Job Title: MLOps Platform Engineer (SageMaker)Location(s):OnsiteJob Summary:This position is with the Enterprise Analytical Data & Integration Team. The ideal candidate will have extensive experience in cloud infrastructure or ML platform operations, with a specific focus on AWS and Amazon SageMaker. The role involves designing, building, and operationalizing an enterprise ML platform on AWS SageMaker Unified Studio.
Key Responsibilities: - Set up SageMaker Unified Studio platform - domain configuration, project provisioning, persona-based roles, and multi-environment promotion workflows.
- Build MLOps pipelines using SageMaker Pipelines - data extraction from Snowflake, preprocessing, training, evaluation, and model registration.
- Manage SageMaker Model Registry - cross-account model promotion, versioning, immutability, and lineage tracking.
- Configure MLflow experiment tracking - auto-logging of parameters, metrics, and artifacts.
- Set up identity and access management - Okta SSO, SailPoint entitlements, persona-based execution roles, service roles for pipelines.
- Build model serving - real-time SageMaker endpoints and batch prediction workflows.
- Set up model monitoring - data drift, model drift, performance degradation detection.

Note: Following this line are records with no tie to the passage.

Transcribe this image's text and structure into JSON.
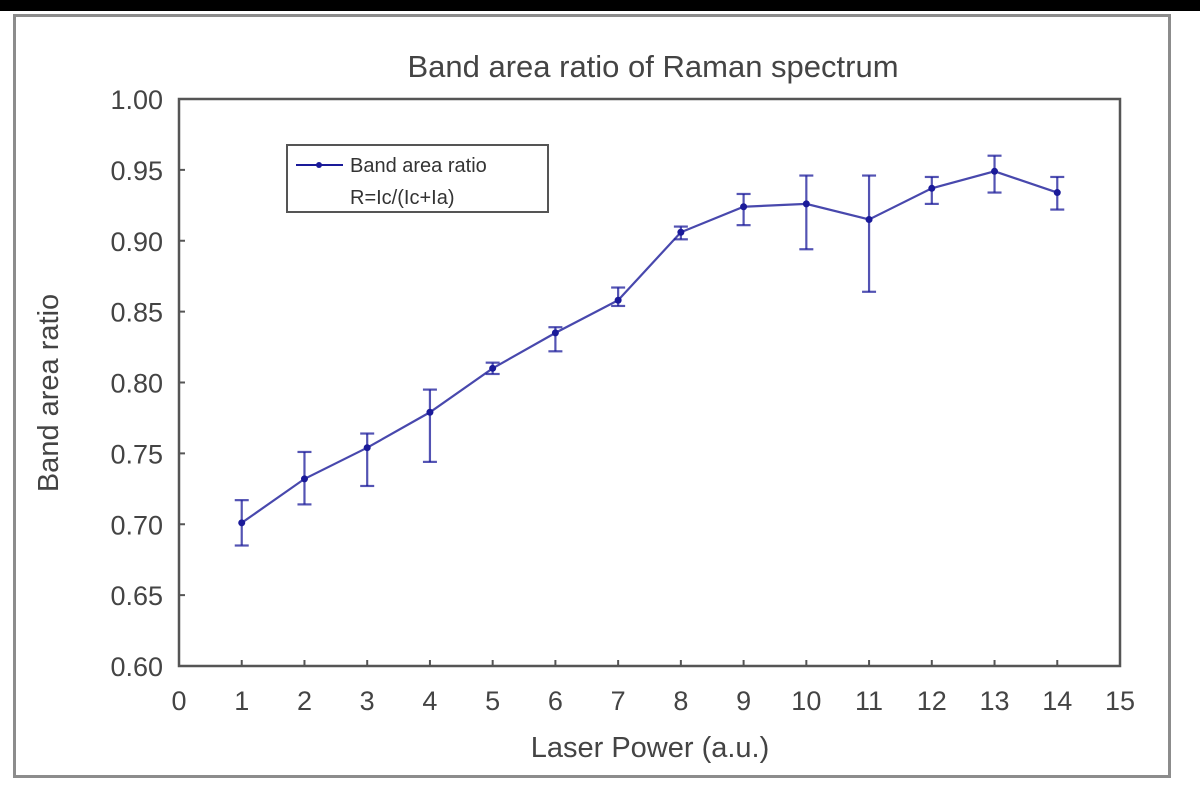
{
  "chart_data": {
    "type": "line",
    "title": "Band area ratio of Raman spectrum",
    "xlabel": "Laser Power (a.u.)",
    "ylabel": "Band area ratio",
    "xlim": [
      0,
      15
    ],
    "ylim": [
      0.6,
      1.0
    ],
    "xticks": [
      "0",
      "1",
      "2",
      "3",
      "4",
      "5",
      "6",
      "7",
      "8",
      "9",
      "10",
      "11",
      "12",
      "13",
      "14",
      "15"
    ],
    "yticks": [
      "0.60",
      "0.65",
      "0.70",
      "0.75",
      "0.80",
      "0.85",
      "0.90",
      "0.95",
      "1.00"
    ],
    "grid": false,
    "legend_position": "upper-left",
    "series": [
      {
        "name": "Band area ratio R=Ic/(Ic+Ia)",
        "color": "#1a1a99",
        "marker": "dot",
        "error_bars": true,
        "x": [
          1,
          2,
          3,
          4,
          5,
          6,
          7,
          8,
          9,
          10,
          11,
          12,
          13,
          14
        ],
        "values": [
          0.701,
          0.732,
          0.754,
          0.779,
          0.81,
          0.835,
          0.858,
          0.906,
          0.924,
          0.926,
          0.915,
          0.937,
          0.949,
          0.934
        ],
        "err_low": [
          0.685,
          0.714,
          0.727,
          0.744,
          0.806,
          0.822,
          0.854,
          0.901,
          0.911,
          0.894,
          0.864,
          0.926,
          0.934,
          0.922
        ],
        "err_high": [
          0.717,
          0.751,
          0.764,
          0.795,
          0.814,
          0.839,
          0.867,
          0.91,
          0.933,
          0.946,
          0.946,
          0.945,
          0.96,
          0.945
        ]
      }
    ]
  },
  "legend": {
    "line1": "Band area ratio",
    "line2": "R=Ic/(Ic+Ia)"
  }
}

- Configure data catalog - searchable datasets, access-level visibility, access-request workflows, lineage.
- Own platform operations - observability (CloudWatch, Datadog), logging, custom images, instance availability.
Required Qualifications: - 10-15 years of software engineering experience focused on cloud infrastructure or ML platform operations.
- 5 years hands-on with AWS, including deep expertise in Amazon SageMaker (Studio, Pipelines, Model Registry, Endpoints, Feature Store).
- 3 years building and operating production MLOps pipelines - training, versioning, deployment, monitoring, rollback.
- Experience with SageMaker Unified Studio or Studio Classic - domain/project setup, blueprints, multi-tenant configuration.
- Infrastructure-as-Code with Terraform, CDK, or CloudFormation.
- IAM design for ML platforms - execution roles, service roles, cross-account access, Lake Formation, SSO/SAML.
- MLflow or equivalent experiment tracking.
- SageMaker Pipelines or similar workflow orchestration (Airflow, Step Functions).
- Model serving - real-time endpoints, batch transform, auto-scaling, endpoint monitoring.
- Snowflake as a data source for ML pipelines.
- Kubernetes (EKS) and container orchestration.
- Networking and security - VPC, security groups, private endpoints, cross-account connectivity.